Cassandra Cleghorn is a Senior Lecturer at Williams College where she has taught English and American Studies since 1990. She received her BA in Greek from University of California, Santa Cruz and her PhD in American Studies from Yale University. Her poems have appeared in journals including The Paris Review, Yale Review, Prairie Schooner and Southwest Review.
The Merge project has brought together the two most important parts of Cassandra's artistic life: poetry and music. Cassandra has been writing poetry since she was six, 40 years ago. Her musical experiences predate that--doubtless back to her time in the womb--since she was born into a family of passionate musicians, both professional and amateur.
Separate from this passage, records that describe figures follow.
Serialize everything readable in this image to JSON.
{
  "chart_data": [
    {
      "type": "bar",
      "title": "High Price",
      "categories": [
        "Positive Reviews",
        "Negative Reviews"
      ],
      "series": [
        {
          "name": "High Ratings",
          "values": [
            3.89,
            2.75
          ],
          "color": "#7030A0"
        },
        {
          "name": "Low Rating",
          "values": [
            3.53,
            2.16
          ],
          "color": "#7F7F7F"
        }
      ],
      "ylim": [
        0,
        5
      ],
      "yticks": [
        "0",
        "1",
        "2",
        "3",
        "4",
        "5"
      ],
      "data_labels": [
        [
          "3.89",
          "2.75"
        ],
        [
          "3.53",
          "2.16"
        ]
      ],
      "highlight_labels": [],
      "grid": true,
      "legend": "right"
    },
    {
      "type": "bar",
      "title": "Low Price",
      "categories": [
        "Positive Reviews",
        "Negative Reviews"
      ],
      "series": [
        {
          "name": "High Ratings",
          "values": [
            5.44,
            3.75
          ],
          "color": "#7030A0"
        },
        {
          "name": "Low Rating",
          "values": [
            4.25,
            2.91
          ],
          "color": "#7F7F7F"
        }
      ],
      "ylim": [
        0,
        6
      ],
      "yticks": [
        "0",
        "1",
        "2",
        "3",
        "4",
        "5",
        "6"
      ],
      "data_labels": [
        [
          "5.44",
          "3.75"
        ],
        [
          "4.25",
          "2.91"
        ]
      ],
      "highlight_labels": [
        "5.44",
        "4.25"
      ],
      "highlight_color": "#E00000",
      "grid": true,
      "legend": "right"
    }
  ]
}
Mom, a pianist; dad, a violist in the Cincinnati Symphony Orchestra; step-father, a conductor and violist; step-mother, a violinist; and siblings who were also musicians of one sort or another.
Although her family members were classical musicians, all kinds of music shaped her--from opera to folk music and jazz. Her fondest memories include being woken up in the morning by her Dad playing Mahler records at top volume and, at the end of the night, sitting with him after his symphony gig to listen to the latest Roberta Flack or Papa John Creach album. Flack's 1969 debut First Take (which includes Eugene McDaniels' "Compared to What") is one of her desert island albums.
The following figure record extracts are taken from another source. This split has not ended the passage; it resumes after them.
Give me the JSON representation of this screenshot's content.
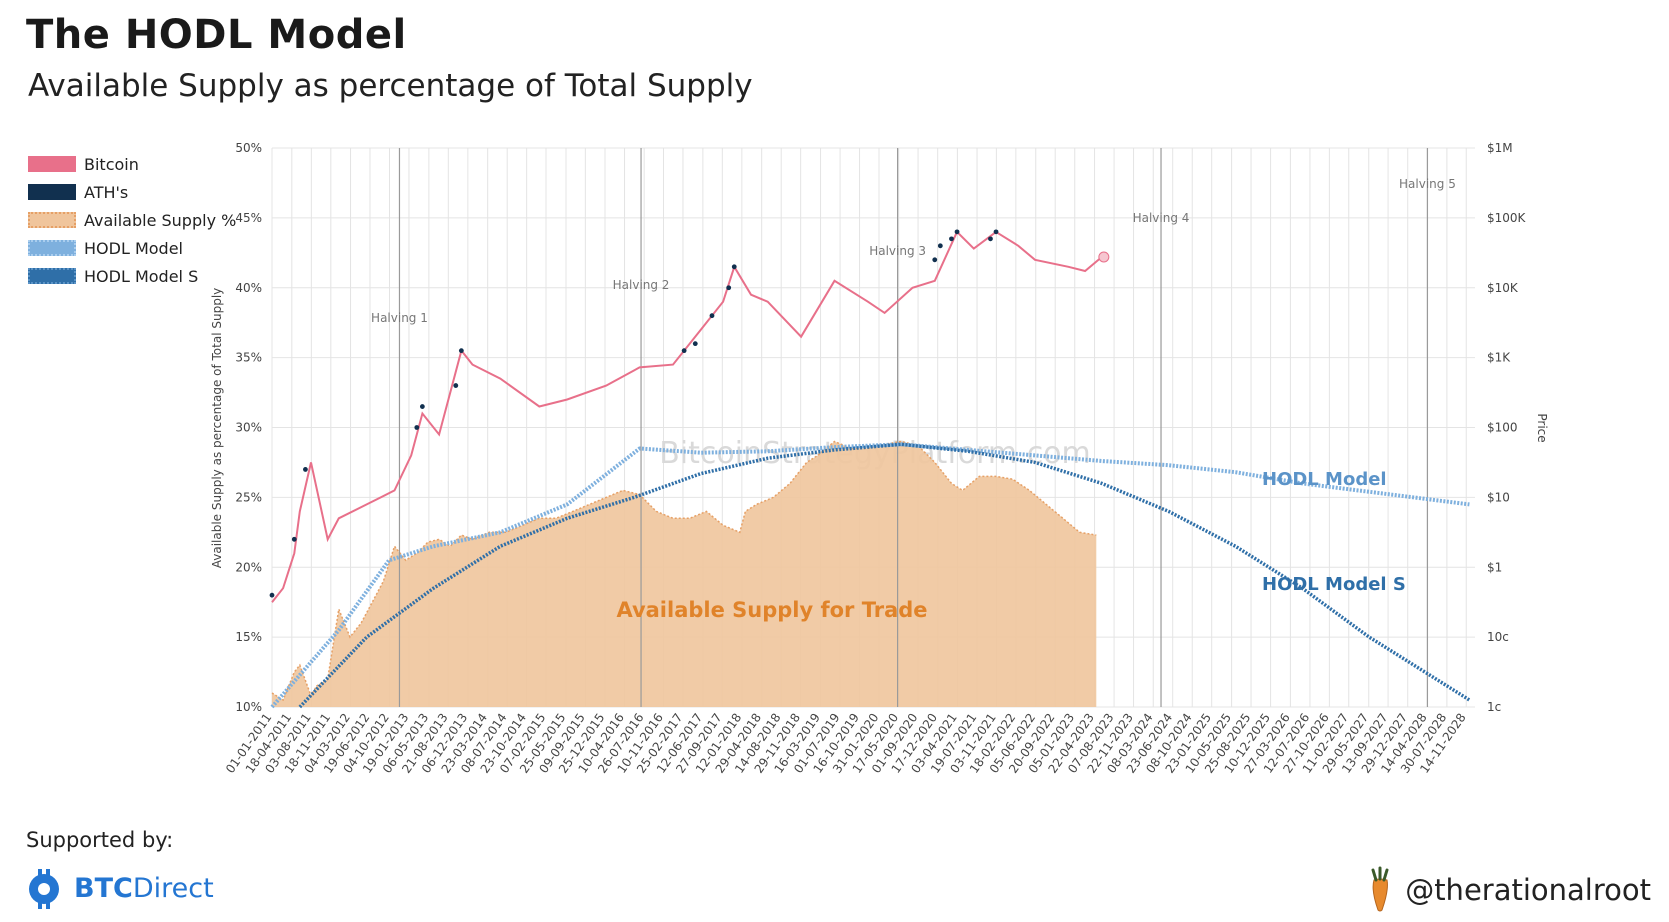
{
  "title": "The HODL Model",
  "subtitle": "Available Supply as percentage of Total Supply",
  "legend": [
    {
      "label": "Bitcoin",
      "key": "btc"
    },
    {
      "label": "ATH's",
      "key": "ath"
    },
    {
      "label": "Available Supply %",
      "key": "avail"
    },
    {
      "label": "HODL Model",
      "key": "hodl"
    },
    {
      "label": "HODL Model S",
      "key": "hodls"
    }
  ],
  "footer": {
    "supported_by": "Supported by:",
    "brand_bold": "BTC",
    "brand_rest": "Direct",
    "handle": "@therationalroot"
  },
  "colors": {
    "bitcoin": "#e8708a",
    "ath": "#11304f",
    "available_supply": "#f0c59c",
    "available_supply_stroke": "#e6a066",
    "hodl_model": "#7eb0de",
    "hodl_model_s": "#2f6fa8",
    "annotation_text": "#e0832a",
    "grid": "#e4e4e4",
    "halving_line": "#9a9a9a"
  },
  "chart_data": {
    "type": "line",
    "watermark": "BitcoinStrategyPlatform.com",
    "area_label": "Available Supply for Trade",
    "series_labels": {
      "hodl": "HODL Model",
      "hodls": "HODL Model S"
    },
    "ylabel": "Available Supply as percentage of Total Supply",
    "y2label": "Price",
    "ylim": [
      10,
      50
    ],
    "y_ticks": [
      "10%",
      "15%",
      "20%",
      "25%",
      "30%",
      "35%",
      "40%",
      "45%",
      "50%"
    ],
    "y2_ticks": [
      "1c",
      "10c",
      "$1",
      "$10",
      "$100",
      "$1K",
      "$10K",
      "$100K",
      "$1M"
    ],
    "y2_scale": "log",
    "xlim": [
      "01-01-2011",
      "31-12-2028"
    ],
    "x_ticks": [
      "01-01-2011",
      "18-04-2011",
      "03-08-2011",
      "18-11-2011",
      "04-03-2012",
      "19-06-2012",
      "04-10-2012",
      "19-01-2013",
      "06-05-2013",
      "21-08-2013",
      "06-12-2013",
      "23-03-2014",
      "08-07-2014",
      "23-10-2014",
      "07-02-2015",
      "25-05-2015",
      "09-09-2015",
      "25-12-2015",
      "10-04-2016",
      "26-07-2016",
      "10-11-2016",
      "25-02-2017",
      "12-06-2017",
      "27-09-2017",
      "12-01-2018",
      "29-04-2018",
      "14-08-2018",
      "29-11-2018",
      "16-03-2019",
      "01-07-2019",
      "16-10-2019",
      "31-01-2020",
      "17-05-2020",
      "01-09-2020",
      "17-12-2020",
      "03-04-2021",
      "19-07-2021",
      "03-11-2021",
      "18-02-2022",
      "05-06-2022",
      "20-09-2022",
      "05-01-2023",
      "22-04-2023",
      "07-08-2023",
      "22-11-2023",
      "08-03-2024",
      "23-06-2024",
      "08-10-2024",
      "23-01-2025",
      "10-05-2025",
      "25-08-2025",
      "10-12-2025",
      "27-03-2026",
      "12-07-2026",
      "27-10-2026",
      "11-02-2027",
      "29-05-2027",
      "13-09-2027",
      "29-12-2027",
      "14-04-2028",
      "30-07-2028",
      "14-11-2028"
    ],
    "halvings": [
      {
        "label": "Halving 1",
        "date": "2012-11-28"
      },
      {
        "label": "Halving 2",
        "date": "2016-07-09"
      },
      {
        "label": "Halving 3",
        "date": "2020-05-11"
      },
      {
        "label": "Halving 4",
        "date": "2024-04-20"
      },
      {
        "label": "Halving 5",
        "date": "2028-04-15"
      }
    ],
    "series": [
      {
        "name": "Available Supply %",
        "x": [
          "2011-01",
          "2011-03",
          "2011-05",
          "2011-06",
          "2011-08",
          "2011-09",
          "2011-11",
          "2012-01",
          "2012-03",
          "2012-05",
          "2012-07",
          "2012-09",
          "2012-11",
          "2013-01",
          "2013-03",
          "2013-05",
          "2013-07",
          "2013-09",
          "2013-11",
          "2014-01",
          "2014-04",
          "2014-07",
          "2014-10",
          "2015-01",
          "2015-04",
          "2015-07",
          "2015-10",
          "2016-01",
          "2016-04",
          "2016-07",
          "2016-10",
          "2017-01",
          "2017-04",
          "2017-07",
          "2017-10",
          "2018-01",
          "2018-02",
          "2018-04",
          "2018-07",
          "2018-10",
          "2019-01",
          "2019-03",
          "2019-06",
          "2019-09",
          "2019-12",
          "2020-03",
          "2020-06",
          "2020-09",
          "2020-12",
          "2021-03",
          "2021-05",
          "2021-08",
          "2021-11",
          "2022-02",
          "2022-05",
          "2022-08",
          "2022-11",
          "2023-02",
          "2023-05"
        ],
        "values": [
          11,
          10.5,
          12.5,
          13,
          10.8,
          11.5,
          12,
          17,
          15,
          16,
          17.5,
          19,
          21.5,
          20.5,
          21,
          21.8,
          22,
          21.5,
          22.3,
          22,
          22.5,
          22.5,
          23,
          23.5,
          23.5,
          24,
          24.5,
          25,
          25.5,
          25.2,
          24,
          23.5,
          23.5,
          24,
          23,
          22.5,
          24,
          24.5,
          25,
          26,
          27.5,
          28,
          29,
          28.5,
          28.5,
          28.8,
          29,
          28.7,
          27.5,
          26,
          25.5,
          26.5,
          26.5,
          26.3,
          25.5,
          24.5,
          23.5,
          22.5,
          22.3
        ]
      },
      {
        "name": "Bitcoin",
        "x": [
          "2011-01",
          "2011-03",
          "2011-05",
          "2011-06",
          "2011-08",
          "2011-11",
          "2012-01",
          "2012-06",
          "2012-11",
          "2013-02",
          "2013-04",
          "2013-07",
          "2013-11",
          "2014-01",
          "2014-06",
          "2015-01",
          "2015-06",
          "2016-01",
          "2016-07",
          "2017-01",
          "2017-06",
          "2017-10",
          "2017-12",
          "2018-03",
          "2018-06",
          "2018-12",
          "2019-06",
          "2019-12",
          "2020-03",
          "2020-08",
          "2020-12",
          "2021-04",
          "2021-07",
          "2021-11",
          "2022-03",
          "2022-06",
          "2022-12",
          "2023-03",
          "2023-06"
        ],
        "values": [
          17.5,
          18.5,
          21,
          24,
          27.5,
          22,
          23.5,
          24.5,
          25.5,
          28,
          31,
          29.5,
          35.5,
          34.5,
          33.5,
          31.5,
          32,
          33,
          34.3,
          34.5,
          37,
          39,
          41.5,
          39.5,
          39,
          36.5,
          40.5,
          39,
          38.2,
          40,
          40.5,
          44,
          42.8,
          44,
          43,
          42,
          41.5,
          41.2,
          42.2
        ]
      },
      {
        "name": "HODL Model",
        "x": [
          "2011-01",
          "2012-01",
          "2012-10",
          "2013-06",
          "2014-06",
          "2015-06",
          "2016-07",
          "2017-06",
          "2018-06",
          "2019-06",
          "2020-06",
          "2021-06",
          "2022-06",
          "2023-06",
          "2024-06",
          "2025-06",
          "2026-06",
          "2027-06",
          "2028-06",
          "2028-12"
        ],
        "values": [
          10,
          15.5,
          20.5,
          21.5,
          22.5,
          24.5,
          28.5,
          28.2,
          28.3,
          28.6,
          28.8,
          28.4,
          28,
          27.6,
          27.3,
          26.8,
          26,
          25.4,
          24.8,
          24.5
        ]
      },
      {
        "name": "HODL Model S",
        "x": [
          "2011-06",
          "2012-06",
          "2013-06",
          "2014-06",
          "2015-06",
          "2016-06",
          "2017-06",
          "2018-06",
          "2019-06",
          "2020-06",
          "2021-06",
          "2022-06",
          "2023-06",
          "2024-06",
          "2025-06",
          "2026-06",
          "2027-06",
          "2028-06",
          "2028-12"
        ],
        "values": [
          10,
          15,
          18.5,
          21.5,
          23.5,
          25,
          26.7,
          27.8,
          28.4,
          28.8,
          28.3,
          27.5,
          26,
          24,
          21.5,
          18.5,
          15,
          12,
          10.5
        ]
      },
      {
        "name": "ATH's",
        "x": [
          "2011-01",
          "2011-05",
          "2011-07",
          "2013-03",
          "2013-04",
          "2013-10",
          "2013-11",
          "2017-03",
          "2017-05",
          "2017-08",
          "2017-11",
          "2017-12",
          "2020-12",
          "2021-01",
          "2021-03",
          "2021-04",
          "2021-10",
          "2021-11"
        ],
        "values": [
          18,
          22,
          27,
          30,
          31.5,
          33,
          35.5,
          35.5,
          36,
          38,
          40,
          41.5,
          42,
          43,
          43.5,
          44,
          43.5,
          44
        ]
      }
    ]
  }
}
Cassandra began playing the violin at age seven, and played seriously until she got to college. She travelled to Europe with the American Youth Symphony Orchestra when she was 16. When she got to college and discovered Greek literature and immersed herself in poetry, her love of reading and writing edged out her time on the violin and she put her instrument aside. . . for 20 years! Fast forward: marriage, grad school, four kids, full-time college teaching job, etc. When she finally picked up the violin again six years ago, she wanted to use a new approach, learning primarily by ear, and focusing on jazz improvisation and Irish-influenced fiddle music. She has embraced the role of student again, being lucky enough to study improvisation with cellist Eugene Friesen, and violinists Todd Reynolds and Charlie Burnham. One of the high points of her week is a jam session of New England/French Canadian/Irish music every Saturday morning in North Adams, Massachusetts.
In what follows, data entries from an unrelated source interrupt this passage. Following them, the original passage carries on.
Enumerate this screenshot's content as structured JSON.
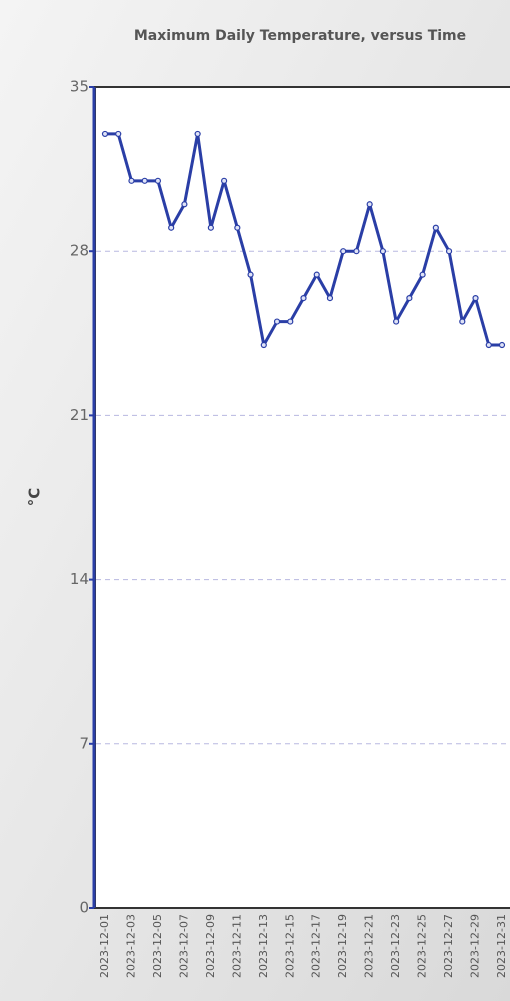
{
  "chart_data": {
    "type": "line",
    "title": "Maximum Daily Temperature, versus Time",
    "y_label": "°C",
    "categories": [
      "2023-12-01",
      null,
      "2023-12-03",
      null,
      "2023-12-05",
      null,
      "2023-12-07",
      null,
      "2023-12-09",
      null,
      "2023-12-11",
      null,
      "2023-12-13",
      null,
      "2023-12-15",
      null,
      "2023-12-17",
      null,
      "2023-12-19",
      null,
      "2023-12-21",
      null,
      "2023-12-23",
      null,
      "2023-12-25",
      null,
      "2023-12-27",
      null,
      "2023-12-29",
      null,
      "2023-12-31"
    ],
    "values": [
      33,
      33,
      31,
      31,
      31,
      29,
      30,
      33,
      29,
      31,
      29,
      27,
      24,
      25,
      25,
      26,
      27,
      26,
      28,
      28,
      30,
      28,
      25,
      26,
      27,
      29,
      28,
      25,
      26,
      24,
      24
    ],
    "color": "#2a3ea6",
    "ylim": [
      0,
      35
    ],
    "yticks": [
      0,
      7,
      14,
      21,
      28,
      35
    ],
    "grid": true
  }
}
Music is also present in Cassandra's poems in a deeper sense. The musical ideas expressed by her fellow ensemble members, Erik, Rene and Allison inspire images, language and forms of her poetry. Sometimes she will take a melody presented by one of them and use the rhythms and phrasing of that tune to shape the poems: as a lyricist might, but using spoken word to deliver them, rather than song. Sometimes Erik will take a poem of Cassandra's and follow the intonation and pacing of her delivery to discover its inherent melody and translate that to the flute or saxophone.
However the ensemble proceeds--from page to stage, from spoken voice to instrument, or vice versa--the key element for all four of them is LISTENING. This is the thing that Cassandra values above all learning from her parents and teachers--and what she in turn is handing down to her four musical children--Oliver (age 14 singer), Ripley (age 12, pianist/flutist/composer), Eve (age 12, trombonist/violinist/composer) and Jasper (age 8, pianist/drummer).
The happiest moments in her house are when several people are making music simultaneously, sometimes even on purpose and in harmony. She likes her teacher's motto, "Play loud and play often." Something similar can be said of poetry, "Write with passion and never stop (except to revise)." Put these together and who knows what will happen?